The cause of reform could not be totally denied. Under the very government that had suppressed the uprising, a new constitution was adopted and put into effect in May, 1843. On balance, the new constitution represented a limited gain for political democracy. It clearly embodied the theory of government by consent, and its provisions generally made the government more relevant to modern needs. The inclusion of a bill of rights supplied another deficiency of the old charter, as did a more careful definition of the separation of powers. The reapportionment of seats for the lower house removed most inequities in the old scheme, although the provision for a maximum of twelve seats each for every town tended to favor the smaller towns over Providence. On the matter of voting rights, the constitution fell short of the ideal of universal manhood suffrage. All native-born citizens with two years of residence were allowed to vote upon the payment of a poll tax of one dollar. By contrast, the $134 property requirement was retained for foreign-born citizens. Since most of immigrants were laborers in the manufacturing areas, they were effectively disenfranchised.



Significance

A small state out of the main path of westward development that characterized the United States in the antebellum era, Rhode Island was not typical of U.S. political life during the 1840’s. Its entrenched customs and the virulent willingness of its property-owning class to defend their privileges were unusual. However, contemporary events such as the Antirent War Antirent War (1839-1846) that began in New York State in 1839 demonstrated that the social tensions exhibited in the Dorr Rebellion were hardly unique to Rhode Island.

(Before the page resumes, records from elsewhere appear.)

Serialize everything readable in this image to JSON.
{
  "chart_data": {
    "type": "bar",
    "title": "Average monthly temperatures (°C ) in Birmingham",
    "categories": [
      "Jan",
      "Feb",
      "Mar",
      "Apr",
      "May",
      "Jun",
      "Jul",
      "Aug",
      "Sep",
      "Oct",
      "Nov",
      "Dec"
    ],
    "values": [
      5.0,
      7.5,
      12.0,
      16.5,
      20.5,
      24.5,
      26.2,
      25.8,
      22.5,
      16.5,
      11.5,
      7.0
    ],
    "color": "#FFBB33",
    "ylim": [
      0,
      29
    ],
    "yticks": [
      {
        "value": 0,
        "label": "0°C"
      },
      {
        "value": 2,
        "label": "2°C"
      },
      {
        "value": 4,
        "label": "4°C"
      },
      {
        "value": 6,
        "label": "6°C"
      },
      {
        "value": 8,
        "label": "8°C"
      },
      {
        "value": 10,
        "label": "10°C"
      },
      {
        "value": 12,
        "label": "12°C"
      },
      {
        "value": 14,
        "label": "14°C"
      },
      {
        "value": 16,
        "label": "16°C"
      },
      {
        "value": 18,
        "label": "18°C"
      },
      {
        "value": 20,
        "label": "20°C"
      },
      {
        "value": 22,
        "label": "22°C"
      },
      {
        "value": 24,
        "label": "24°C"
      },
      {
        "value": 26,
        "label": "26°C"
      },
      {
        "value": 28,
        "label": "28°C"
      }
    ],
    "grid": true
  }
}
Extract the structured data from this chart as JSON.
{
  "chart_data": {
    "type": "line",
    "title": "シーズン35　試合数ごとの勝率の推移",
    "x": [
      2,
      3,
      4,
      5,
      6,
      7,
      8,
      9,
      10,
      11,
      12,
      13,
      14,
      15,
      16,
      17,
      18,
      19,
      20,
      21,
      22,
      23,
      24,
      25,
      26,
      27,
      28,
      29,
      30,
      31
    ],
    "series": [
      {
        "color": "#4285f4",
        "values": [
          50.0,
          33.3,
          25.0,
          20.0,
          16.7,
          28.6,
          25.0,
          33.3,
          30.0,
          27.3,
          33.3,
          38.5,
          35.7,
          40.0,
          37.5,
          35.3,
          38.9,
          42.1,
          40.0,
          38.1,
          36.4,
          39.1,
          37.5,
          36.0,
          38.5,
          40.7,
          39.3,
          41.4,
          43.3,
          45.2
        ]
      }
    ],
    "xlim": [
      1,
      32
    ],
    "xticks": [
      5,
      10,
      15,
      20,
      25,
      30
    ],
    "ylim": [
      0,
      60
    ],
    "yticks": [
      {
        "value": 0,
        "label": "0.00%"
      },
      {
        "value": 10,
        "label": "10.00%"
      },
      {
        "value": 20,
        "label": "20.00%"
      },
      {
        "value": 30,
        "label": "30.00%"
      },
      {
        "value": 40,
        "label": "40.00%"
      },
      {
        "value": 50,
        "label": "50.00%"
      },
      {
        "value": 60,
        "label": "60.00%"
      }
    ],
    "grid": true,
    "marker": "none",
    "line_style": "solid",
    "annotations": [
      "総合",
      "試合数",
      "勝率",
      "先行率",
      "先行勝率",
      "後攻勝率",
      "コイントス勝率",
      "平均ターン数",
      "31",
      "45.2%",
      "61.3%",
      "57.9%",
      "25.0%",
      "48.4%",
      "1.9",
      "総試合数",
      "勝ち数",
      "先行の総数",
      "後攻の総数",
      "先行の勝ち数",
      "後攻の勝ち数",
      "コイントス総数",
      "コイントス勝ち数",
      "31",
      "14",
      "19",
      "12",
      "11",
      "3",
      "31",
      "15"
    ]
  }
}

The outcome of the Dorr Rebellion was a defeat for democracy only as seen in the narrowest possible terms. In broader terms, it was a symptom of the irresistible currents of democracy that had seized the United States during the nineteenth century. Although the Dorr Rebellion did not succeed in its immediate objectives, eventually it contributed to the gradual realization of the image of the United States as the fully representative democracy promised in the Constitution. Although the Dorr Rebellion was in quest of only universal white male suffrage, it was, in an oblique way, a part of the struggle that was to culminate twenty years later in the Emancipation Proclamation.



Further Reading

  • Coleman, Peter J. The Transformation of Rhode Island, 1790-1860. Providence, R.I.: Brown University Press, 1963. Discusses social and political conditions in the Rhode Island of the era.
  • Dennison, George. The Dorr War: Republicanism on Trial, 1831-1861. Lexington: University Press of Kentucky, 1976. A narrative and analytical history.
  • Eno, Paul F., and Glenn Laxton. Rhode Island: A Genial History. Woonsocket, R.I.: New River Press, 2005. Entertaining survey of Rhode Island history by two journalists. Eno has written extensively on Rhode Island history, and both authors bring to the book a flair for bringing to life historical figures such as Thomas Dorr.
  • Gettleman, Marvin. The Dorr Rebellion: A Study in American Radicalism. New York: Random House, 1973. The most important book to date on the Dorr Rebellion.
  • Williamson, Chilton. American Suffrage: From Property to Democracy. Princeton, N.J.: Princeton University Press, 1960. Chronicles the Dorr Rebellion as part of the expansion of the franchise before the Civil War.
  • Zinn, Howard. A People’s History of the United States. New York: Harper & Row, 1980. Discusses the Dorr Rebellion as an episode in the history of U.S. working-class radicalism.